What reason is there for an expression of labor’s attitude? People who have a selfish purpose to serve have directly and by innuendo charged labor unions with selfishly endeavoring to keep all prisoners in idleness, so that no products from convict labor would be manufactured. Organized labor has never been guilty of such an endeavor, and its attitude has been intentionally and insistently misrepresented by those who knew better.
That the inmates of penal and reformatory institutions must have employment if the object of their confinement is to be attained, is admitted by all. That this employment will, in some degree, compete with free labor, is also true. That at the present time this employment of convict labor does compete with free labor, and compete in a demoralizing way with it, is recognized by all who are informed.
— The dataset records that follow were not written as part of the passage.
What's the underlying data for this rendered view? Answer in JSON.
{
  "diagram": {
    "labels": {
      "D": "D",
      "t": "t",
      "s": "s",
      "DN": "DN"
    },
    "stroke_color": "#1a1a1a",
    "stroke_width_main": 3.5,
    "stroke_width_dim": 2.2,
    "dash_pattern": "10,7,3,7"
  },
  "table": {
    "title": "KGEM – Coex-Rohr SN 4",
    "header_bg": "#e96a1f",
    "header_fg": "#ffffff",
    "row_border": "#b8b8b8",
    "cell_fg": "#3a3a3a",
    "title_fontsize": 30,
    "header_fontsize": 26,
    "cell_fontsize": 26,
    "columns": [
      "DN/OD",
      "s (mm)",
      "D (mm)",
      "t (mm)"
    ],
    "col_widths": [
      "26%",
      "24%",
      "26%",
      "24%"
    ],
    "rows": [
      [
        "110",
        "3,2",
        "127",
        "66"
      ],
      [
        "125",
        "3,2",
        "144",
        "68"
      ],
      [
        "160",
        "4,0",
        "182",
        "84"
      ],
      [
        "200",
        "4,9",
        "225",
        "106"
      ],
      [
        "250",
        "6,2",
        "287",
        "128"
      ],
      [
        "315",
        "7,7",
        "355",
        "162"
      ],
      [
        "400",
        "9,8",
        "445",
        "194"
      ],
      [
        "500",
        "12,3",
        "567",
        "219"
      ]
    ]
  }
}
People who do not come in contact with prison labor or the products of prison labor, do not realize what the competition of the convict labor means. Organized labor believes that the employment of convict labor should be so diversified that the burden will be equally distributed among all free labor, and reduced to such a minimum that the members of no trade or occupation can justly complain.
The two dominant ideas in prison management heretofore have been simply retribution and economy. The possibility of reforming convicts who are within prison walls—reforming them by useful, educative labor—is a comparatively new idea, and not accepted by all those in charge of convicts. Organized labor believes in reforming the convicts and returning them as soon as possible to society, mentally and morally sound and willing and able to take their places in the rank of wage earners. It costs money to train morals or to do educational or reformatory work. It takes effort, time, money, and interest to diversify employment among convicts so as to render such employment educative and beneficial to the convicts, and, at the same time, not unfair to free labor.